Frona shrugged her shoulders. "You'd better pay them the forty cents," she advised, "else they will take off their straps."

The man thanked her, but instead of taking heed went on with his haggling. One of the Indians stepped up and proceeded to unfasten his pack-straps. The tenderfoot wavered, but just as he was about to give in, the packers jumped the price on him to forty-five cents. He smiled after a sickly fashion, and nodded his head in token of surrender. But another Indian joined the group and began whispering excitedly. A cheer went up, and before the man could realize it they had jerked off their straps and departed, spreading the news as they went that freight to Lake Linderman was fifty cents.

Of a sudden, the crowd before the store was perceptibly agitated. Its members whispered excitedly one to another, and all their eyes were focussed upon three men approaching from up the trail. The trio were ordinary-looking creatures, ill-clad and even ragged.
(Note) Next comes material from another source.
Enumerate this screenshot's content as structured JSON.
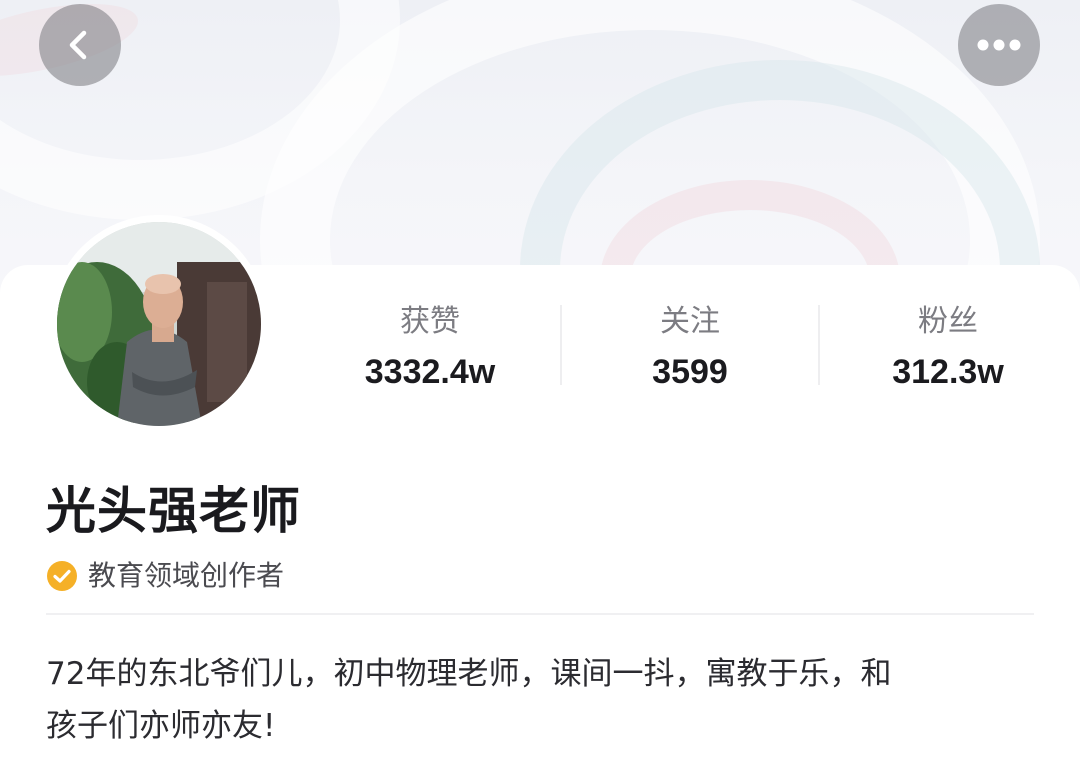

In a more stable community their apprehension by the village constable and arrest for vagrancy would have been immediate. "French Louis," the tenderfeet whispered and passed the word along. "Owns three Eldorado claims in a block," the man next to Frona confided to her. "Worth ten millions at the very least." French Louis, striding a little in advance of his companions, did not look it. He had parted company with his hat somewhere along the route, and a frayed silk kerchief was wrapped carelessly about his head. And for all his ten millions, he carried his own travelling pack on his broad shoulders. "And that one, the one with the beard, that's Swiftwater Bill, another of the Eldorado kings."

"How do you know?" Frona asked, doubtingly.

"Know!" the man exclaimed. "Know! Why his picture has been in all the papers for the last six weeks. See!" He unfolded a newspaper. "And a pretty good likeness, too. I've looked at it so much I'd know his mug among a thousand."